If there's one thing that Better Call Saul co-creator (along with Vince Gilligan), showrunner, executive producer, writer, and director Peter Gould wants us to know about the upcoming sixth and final season of the Breaking Bad spinoff, it's that viewers should really be keeping an eye on Kim Wexler (the Emmy nomination-robbed Rhea Seehorn). Less than a week after he answered fans' questions about the series with teasing questions of his own (and an interesting "suggestion" tease), Gould discussed the final season further during Deadline Hollywood's Contenders Television: The Nominees virtual panel.
When Gould says, "Kim has become the character we're most concerned about," he's not exaggerating. By the time the dust settled on the fifth season, Kim seemingly embraced the "breaking badness" mantra of Jimmy/Saul/Gene (Bob Odenkirk), pushing the idea of taking down Howard (Patrick Fabian) by forcing a resolution in the Sandpiper case that leads to Howard's personal and professional humiliation. Jimmy was hesitant and concerned at first, but Saul saw the endless possibilities (or at least $1 million worth of possibilities), so it was "game on!".
As Better Call Saul hands over the timeline to Breaking Bad, Gould knows that choices will be made that there will be no going back from: "This season, it's a matter of life and death for sure, and as it comes to a close, it's a question of where her head is at. Is she going down a bad choice road? She keeps moving in a direction of corner-cutting." For the series co-creator, that blurring of what's legal with what's right in Kim's mind that resulted from her time with Jimmy is cause for alarm: "Something that interests us is what's legal and what feels right. Being with Jimmy has shown her, either something that she knew before or it's made more vivid to her; the possibility of cutting corners, doing what you think is right, and causing what you feel is justice, rather than play by the rules of the system. I'm a little bit worried for her."

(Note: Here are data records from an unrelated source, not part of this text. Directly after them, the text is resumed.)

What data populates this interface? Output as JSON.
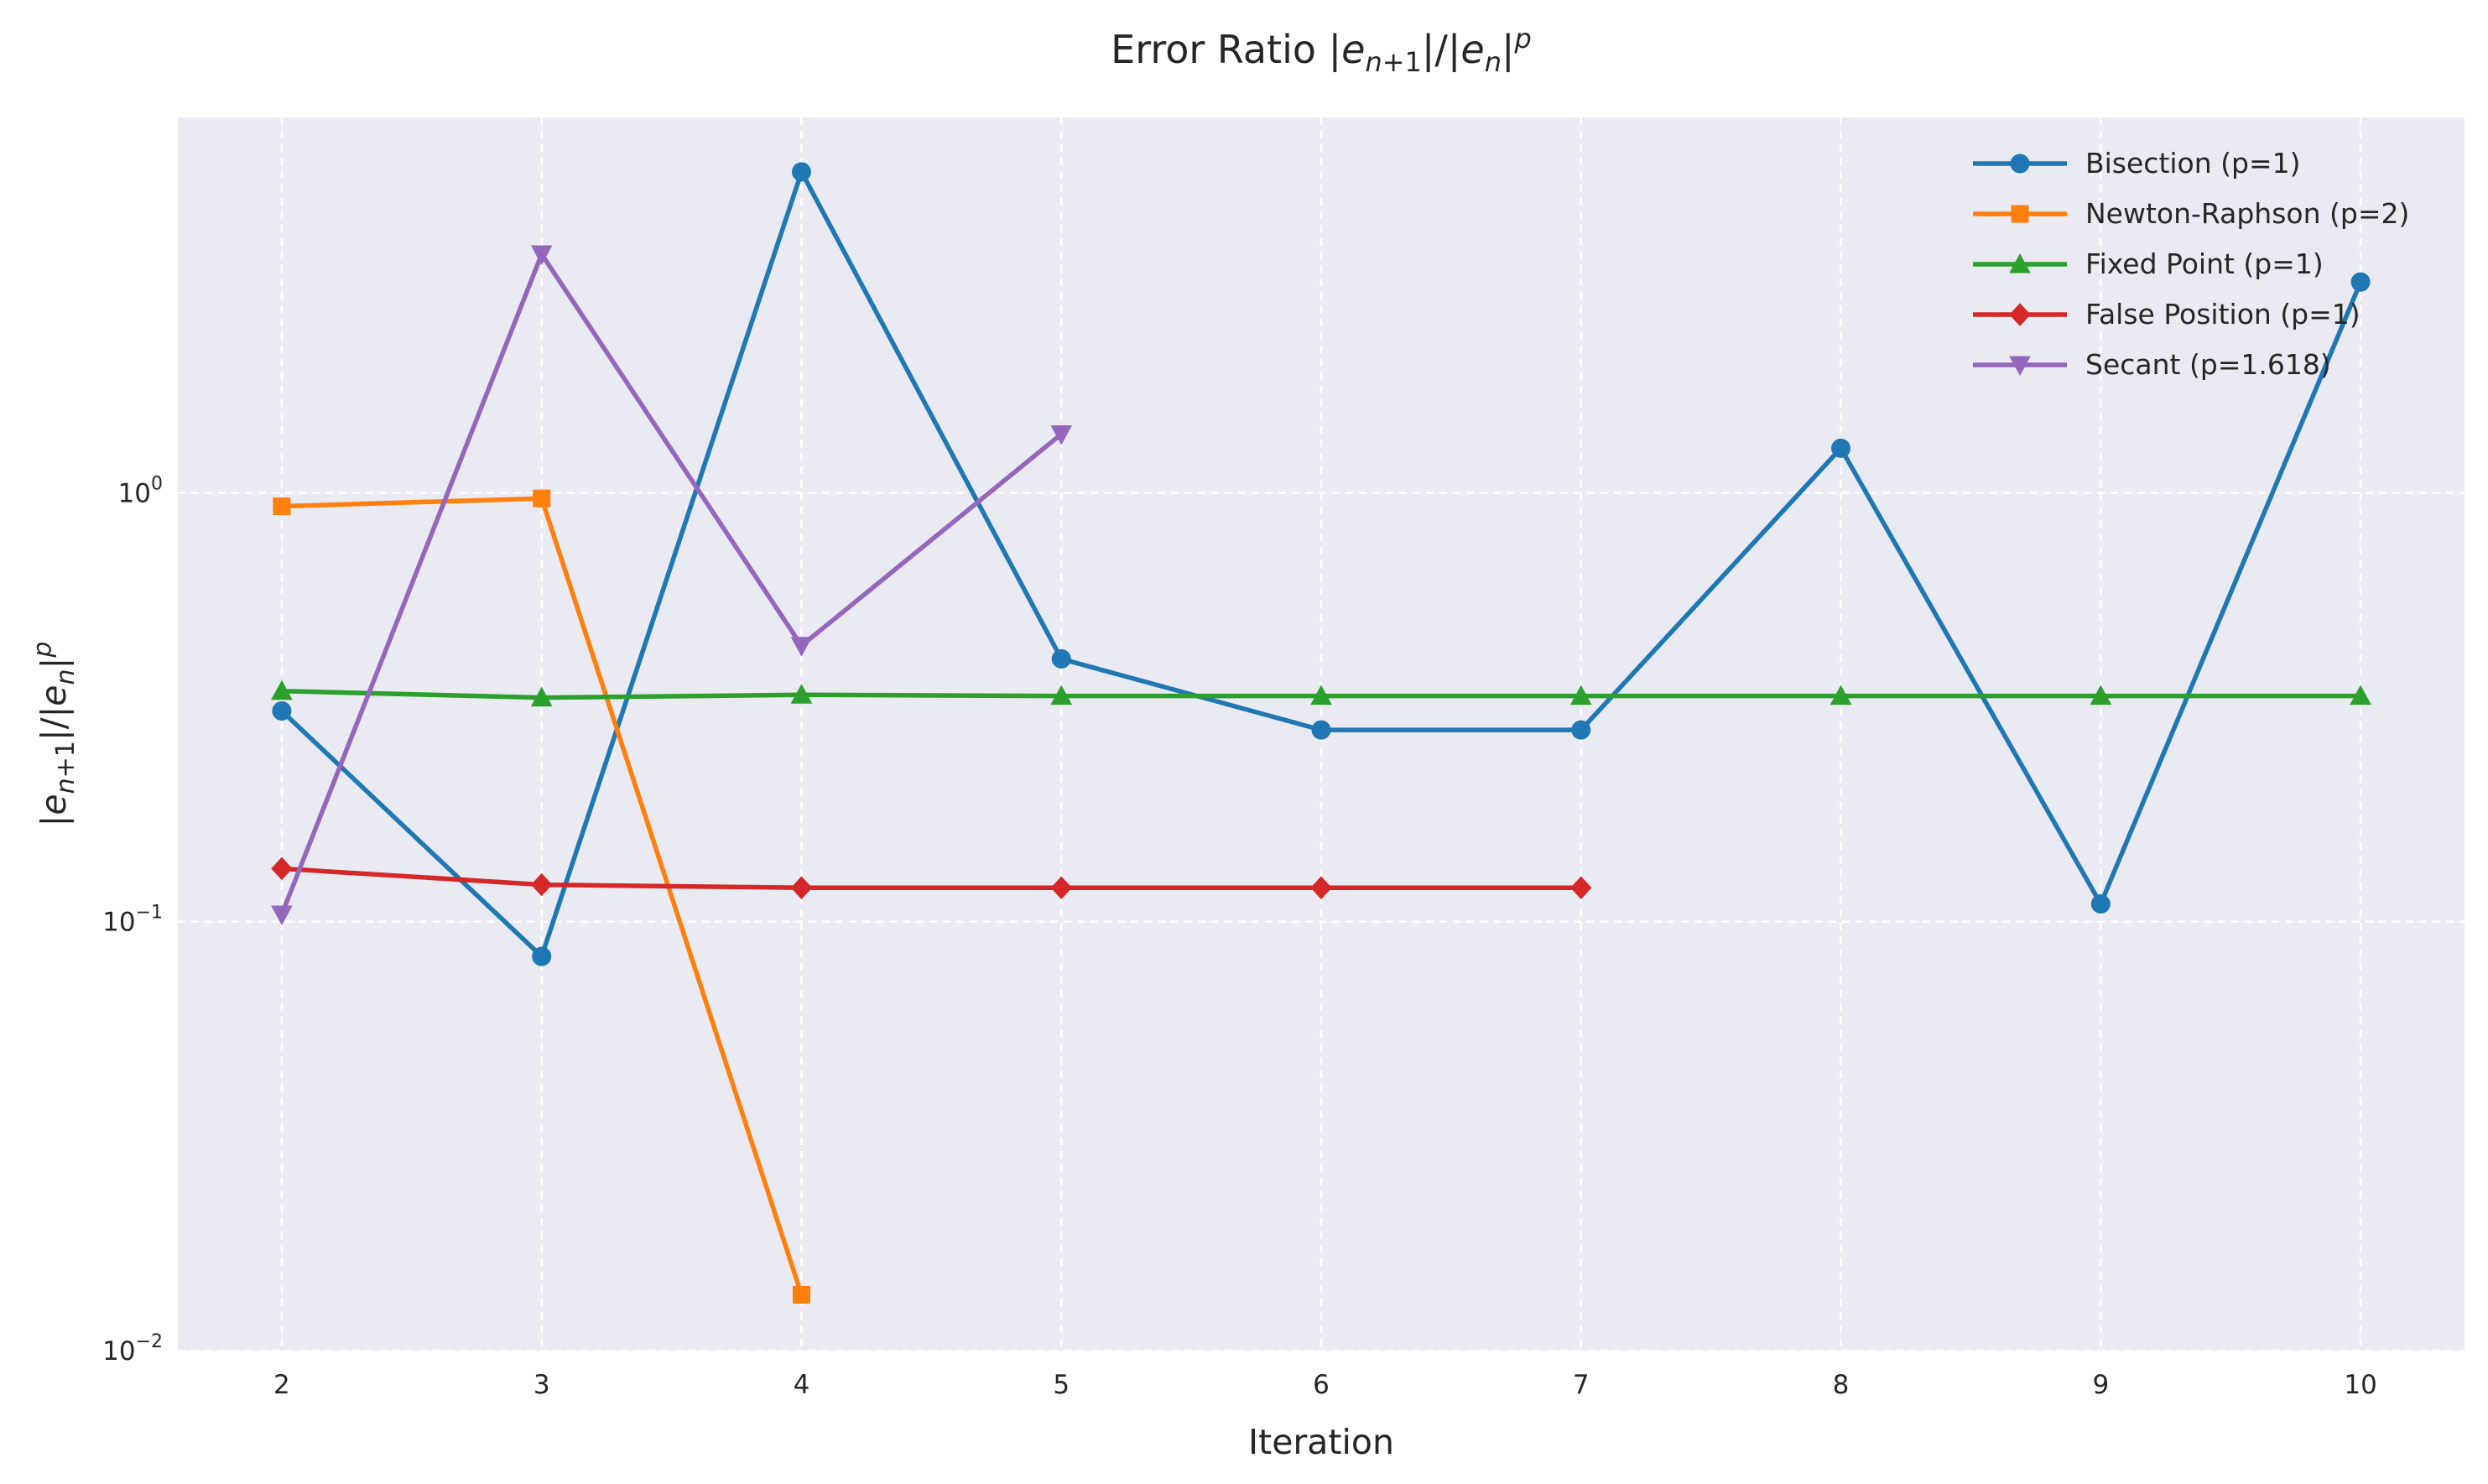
{
  "chart_data": {
    "type": "line",
    "title": "Error Ratio |e_{n+1}|/|e_n|^p",
    "xlabel": "Iteration",
    "ylabel": "|e_{n+1}|/|e_n|^p",
    "y_scale": "log",
    "xlim": [
      1.6,
      10.4
    ],
    "ylim": [
      0.01,
      7.5
    ],
    "x_ticks": [
      2,
      3,
      4,
      5,
      6,
      7,
      8,
      9,
      10
    ],
    "y_ticks": [
      {
        "value": 0.01,
        "base": "10",
        "exp": "−2"
      },
      {
        "value": 0.1,
        "base": "10",
        "exp": "−1"
      },
      {
        "value": 1,
        "base": "10",
        "exp": "0"
      }
    ],
    "grid": true,
    "legend_position": "top-right",
    "series": [
      {
        "name": "Bisection (p=1)",
        "color": "#1f77b4",
        "marker": "circle",
        "x": [
          2,
          3,
          4,
          5,
          6,
          7,
          8,
          9,
          10
        ],
        "y": [
          0.31,
          0.083,
          5.6,
          0.41,
          0.28,
          0.28,
          1.27,
          0.11,
          3.1
        ]
      },
      {
        "name": "Newton-Raphson (p=2)",
        "color": "#ff7f0e",
        "marker": "square",
        "x": [
          2,
          3,
          4
        ],
        "y": [
          0.93,
          0.97,
          0.0135
        ]
      },
      {
        "name": "Fixed Point (p=1)",
        "color": "#2ca02c",
        "marker": "triangle-up",
        "x": [
          2,
          3,
          4,
          5,
          6,
          7,
          8,
          9,
          10
        ],
        "y": [
          0.345,
          0.333,
          0.338,
          0.336,
          0.336,
          0.336,
          0.336,
          0.336,
          0.336
        ]
      },
      {
        "name": "False Position (p=1)",
        "color": "#d62728",
        "marker": "diamond",
        "x": [
          2,
          3,
          4,
          5,
          6,
          7
        ],
        "y": [
          0.133,
          0.122,
          0.12,
          0.12,
          0.12,
          0.12
        ]
      },
      {
        "name": "Secant (p=1.618)",
        "color": "#9467bd",
        "marker": "triangle-down",
        "x": [
          2,
          3,
          4,
          5
        ],
        "y": [
          0.104,
          3.6,
          0.44,
          1.37
        ]
      }
    ]
  }
}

As for when viewers will get to see how this all plays out, Gould isn't sounding too optimistic about them meeting their end-of-the-year production start: "We were hoping to go into production by the end of the year. It doesn't seem likely that it's going to happen with the situation that we are in." Though Sony TV is doing "everything humanly possible" to get production and filming back up and running, Gould is trying to keep expectations more grounded and realistic: "I think we are probably going to delay a little bit, unfortunately."